Thank you for writing about your experiences and sorry for going on a bit but I think it’s so important to talk about mental health. Big love xxx
Hello Laura, thanks so much for leaving me a comment, really pleased to hear that you like my blog. For most of my life, my diagnosis has been depression and anxiety – I only got a new label this spring. I can really relate to a lot of what you write – I knew that I was putting myself in the way of too much stress in my job, but I’d been so well for so long (10 years) that I had stopped believing that I’d ever have a really bad episode again. And now here I am with over a year of fluctating mood because I didn’t take care of the stressors. I also think it’s important to talk about mental health A LOT and to let people know you can be a high achiever and have a mental health problem, there isn’t a certain “type” of person who gets mental health probs, it can happen to anyone. x
Dear PP, I hope the stones wash into sand soon for you. They do, you know, when the blue day or days pass. Keep writing please – you can see how many chords you are striking with so many people. Thanks 🙂
I know the changes you mention. For me too there is a change in sensory perception; colours become brighter or duller depending on whcih way its shifting.
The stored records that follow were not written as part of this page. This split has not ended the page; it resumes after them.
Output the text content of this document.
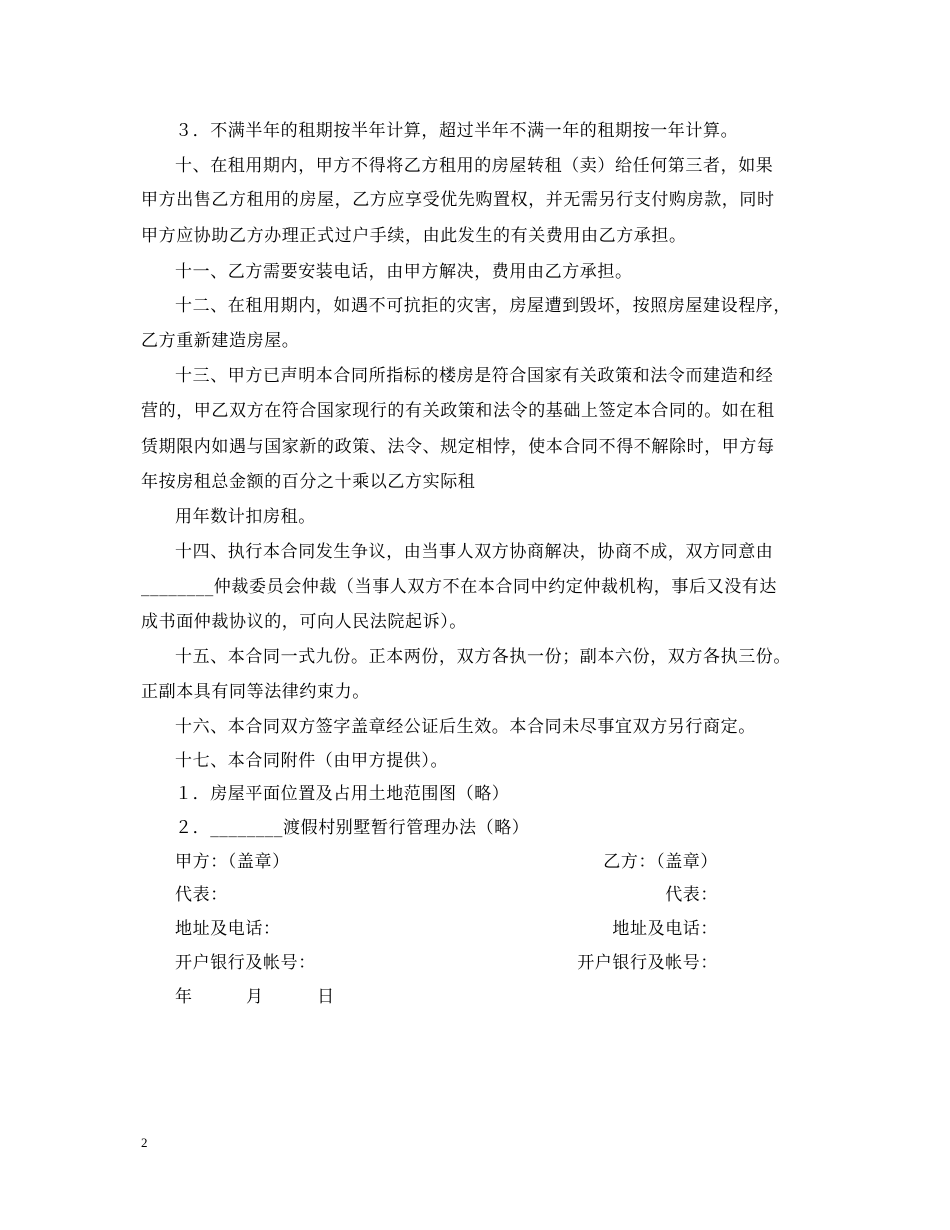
３．不满半年的租期按半年计算，超过半年不满一年的租期按一年计算。
十、在租用期内，甲方不得将乙方租用的房屋转租（卖）给任何第三者，如果
甲方出售乙方租用的房屋，乙方应享受优先购置权，并无需另行支付购房款，同时
甲方应协助乙方办理正式过户手续，由此发生的有关费用由乙方承担。
十一、乙方需要安装电话，由甲方解决，费用由乙方承担。
十二、在租用期内，如遇不可抗拒的灾害，房屋遭到毁坏，按照房屋建设程序，
乙方重新建造房屋。
十三、甲方已声明本合同所指标的楼房是符合国家有关政策和法令而建造和经
营的，甲乙双方在符合国家现行的有关政策和法令的基础上签定本合同的。如在租
赁期限内如遇与国家新的政策、法令、规定相悖，使本合同不得不解除时，甲方每
年按房租总金额的百分之十乘以乙方实际租
用年数计扣房租。
十四、执行本合同发生争议，由当事人双方协商解决，协商不成，双方同意由
________仲裁委员会仲裁（当事人双方不在本合同中约定仲裁机构，事后又没有达
成书面仲裁协议的，可向人民法院起诉）。
十五、本合同一式九份。正本两份，双方各执一份；副本六份，双方各执三份。
正副本具有同等法律约束力。
十六、本合同双方签字盖章经公证后生效。本合同未尽事宜双方另行商定。
十七、本合同附件（由甲方提供）。
１．房屋平面位置及占用土地范围图（略）
２．________渡假村别墅暂行管理办法（略）
甲方：（盖章）	乙方：（盖章）
代表：	代表：
地址及电话：	地址及电话：
开户银行及帐号：	开户银行及帐号：
年          月          日
2
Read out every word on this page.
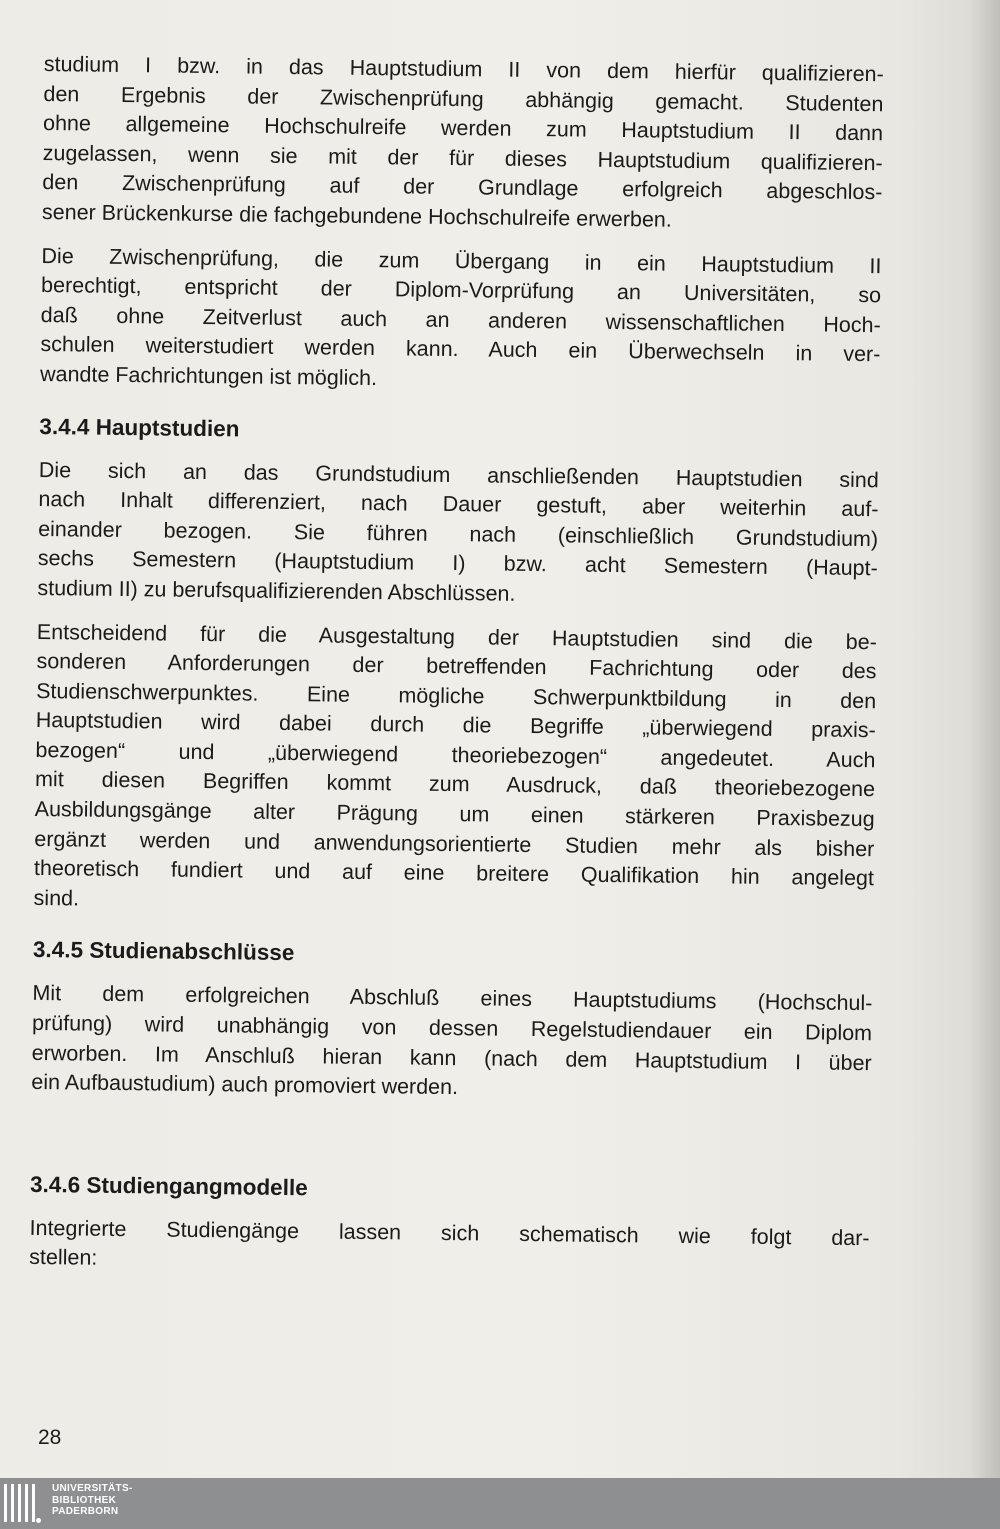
studium I bzw. in das Hauptstudium II von dem hierfür qualifizieren-
den Ergebnis der Zwischenprüfung abhängig gemacht. Studenten
ohne allgemeine Hochschulreife werden zum Hauptstudium II dann
zugelassen, wenn sie mit der für dieses Hauptstudium qualifizieren-
den Zwischenprüfung auf der Grundlage erfolgreich abgeschlos-
sener Brückenkurse die fachgebundene Hochschulreife erwerben.

Die Zwischenprüfung, die zum Übergang in ein Hauptstudium II
berechtigt, entspricht der Diplom-Vorprüfung an Universitäten, so
daß ohne Zeitverlust auch an anderen wissenschaftlichen Hoch-
schulen weiterstudiert werden kann. Auch ein Überwechseln in ver-
wandte Fachrichtungen ist möglich.

3.4.4 Hauptstudien

Die sich an das Grundstudium anschließenden Hauptstudien sind
nach Inhalt differenziert, nach Dauer gestuft, aber weiterhin auf-
einander bezogen. Sie führen nach (einschließlich Grundstudium)
sechs Semestern (Hauptstudium I) bzw. acht Semestern (Haupt-
studium II) zu berufsqualifizierenden Abschlüssen.

Entscheidend für die Ausgestaltung der Hauptstudien sind die be-
sonderen Anforderungen der betreffenden Fachrichtung oder des
Studienschwerpunktes. Eine mögliche Schwerpunktbildung in den
Hauptstudien wird dabei durch die Begriffe „überwiegend praxis-
bezogen“ und „überwiegend theoriebezogen“ angedeutet. Auch
mit diesen Begriffen kommt zum Ausdruck, daß theoriebezogene
Ausbildungsgänge alter Prägung um einen stärkeren Praxisbezug
ergänzt werden und anwendungsorientierte Studien mehr als bisher
theoretisch fundiert und auf eine breitere Qualifikation hin angelegt
sind.

3.4.5 Studienabschlüsse

Mit dem erfolgreichen Abschluß eines Hauptstudiums (Hochschul-
prüfung) wird unabhängig von dessen Regelstudiendauer ein Diplom
erworben. Im Anschluß hieran kann (nach dem Hauptstudium I über
ein Aufbaustudium) auch promoviert werden.

3.4.6 Studiengangmodelle

Integrierte Studiengänge lassen sich schematisch wie folgt dar-
stellen:

28
UNIVERSITÄTS-
BIBLIOTHEK
PADERBORN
Keep writing about it. I find it helps me, and your writing helps others.
Wow I thought I was the only one who woke up with a feeling of impending doom. Or the feeling of dread that something awful has happened. Thanks for sharing, I am relatively new to admitting I have mental health issues, and am getting help finally from a psychiatrist. Keep writing it helps me put into words how I feel so others can understand, I seem list for explanations at the moment.